Today we have a smooch from A Puppy for Christmas by Nikki Logan, but first ... the winner of last week's Sunday Smooch Giveaway is -- Jen St George! Congratulations, Jen Can you please contact leah (at) leah-ashton (dot) com and she'll send you a copy of A Girl Less Ordinary.
And now for today's Sunday Smooch from the three-story A Puppy for Christmas anthology, a novella by Nikki Logan called The Patter of Paws at Christmas ...
Vet nurse Ingrid Rose has to spend Christmas and New year with gorgeous French zookeeper Gabriel Marque. They need to keep watch for the zoo's first litter of wild dogs. Will the patter of so many tiny paws bring them together...this time forever?
What you missed...
One-time-only lovers Gabe and Ingrid haven’t spoken to each other in 18 months. But now they’re rostered together by their zoo employers on a 24-seven observation shift on the endangered painted dogs. They just done something totally against the rules to save the pups' lives by getting them to switch from a dangerous den to a safe one and, in the chaos, Ingrid’s phone slipped to the floor of the pup-filled den, still connected to Gabe’s and then got locked in there. He’s come skidding back in the door--adrenaline pumping--to make sure she’s safe.

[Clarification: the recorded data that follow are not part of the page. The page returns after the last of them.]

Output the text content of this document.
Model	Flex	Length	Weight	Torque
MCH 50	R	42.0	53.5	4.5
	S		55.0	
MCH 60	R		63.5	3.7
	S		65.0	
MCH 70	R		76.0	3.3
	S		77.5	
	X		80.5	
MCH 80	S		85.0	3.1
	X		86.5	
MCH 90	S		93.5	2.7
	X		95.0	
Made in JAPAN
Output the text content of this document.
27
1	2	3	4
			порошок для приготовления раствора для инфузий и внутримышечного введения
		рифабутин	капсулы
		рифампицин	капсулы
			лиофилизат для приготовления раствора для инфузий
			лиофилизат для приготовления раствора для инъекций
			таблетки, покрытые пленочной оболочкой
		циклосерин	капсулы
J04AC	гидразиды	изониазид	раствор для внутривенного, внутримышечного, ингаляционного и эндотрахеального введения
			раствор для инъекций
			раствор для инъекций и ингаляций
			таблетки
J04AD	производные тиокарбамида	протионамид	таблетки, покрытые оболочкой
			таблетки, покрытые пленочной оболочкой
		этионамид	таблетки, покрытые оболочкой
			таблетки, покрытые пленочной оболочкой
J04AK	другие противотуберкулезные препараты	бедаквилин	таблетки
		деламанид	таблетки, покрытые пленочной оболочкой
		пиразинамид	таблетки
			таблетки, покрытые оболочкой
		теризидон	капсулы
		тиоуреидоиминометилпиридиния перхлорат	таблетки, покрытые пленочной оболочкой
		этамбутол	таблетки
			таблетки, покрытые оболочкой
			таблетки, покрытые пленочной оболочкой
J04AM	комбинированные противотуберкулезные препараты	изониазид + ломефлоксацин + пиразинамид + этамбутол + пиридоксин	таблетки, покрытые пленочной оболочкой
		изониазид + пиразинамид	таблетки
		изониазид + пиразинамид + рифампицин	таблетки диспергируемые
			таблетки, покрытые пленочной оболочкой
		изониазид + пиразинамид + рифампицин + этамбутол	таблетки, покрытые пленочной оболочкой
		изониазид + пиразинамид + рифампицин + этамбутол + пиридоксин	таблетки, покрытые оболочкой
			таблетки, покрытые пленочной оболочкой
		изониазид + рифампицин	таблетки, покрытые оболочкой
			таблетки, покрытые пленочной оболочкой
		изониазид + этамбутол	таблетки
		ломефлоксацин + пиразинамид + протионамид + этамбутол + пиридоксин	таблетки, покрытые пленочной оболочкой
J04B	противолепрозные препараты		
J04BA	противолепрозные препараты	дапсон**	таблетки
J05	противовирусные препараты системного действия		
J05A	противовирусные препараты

Ingrid opened her mouth to speak and Gabe pressed dirty fingers against her lips with one hand and set his phone to mute with the other. Then he lowered his fingers, but not far. He rested them on her cheek.
‘A pup has moved over,’ she whispered, excited.
He nodded and concentrated even harder on the sounds coming from her phone. More mewling. More pawing and then the phone muffled as though someone had sat on it.
The mother’s in A-den! Gabe’s wide eyes echoed her thoughts.
A flurry of rearrangement followed and the high-pitched chatter from the pups continued. They rediscovered the phone and mouthed it and smothered it and generally explored the new toy. And then—just when she and Gabe had come to rely on it—someone rolled onto it and the signal disconnected.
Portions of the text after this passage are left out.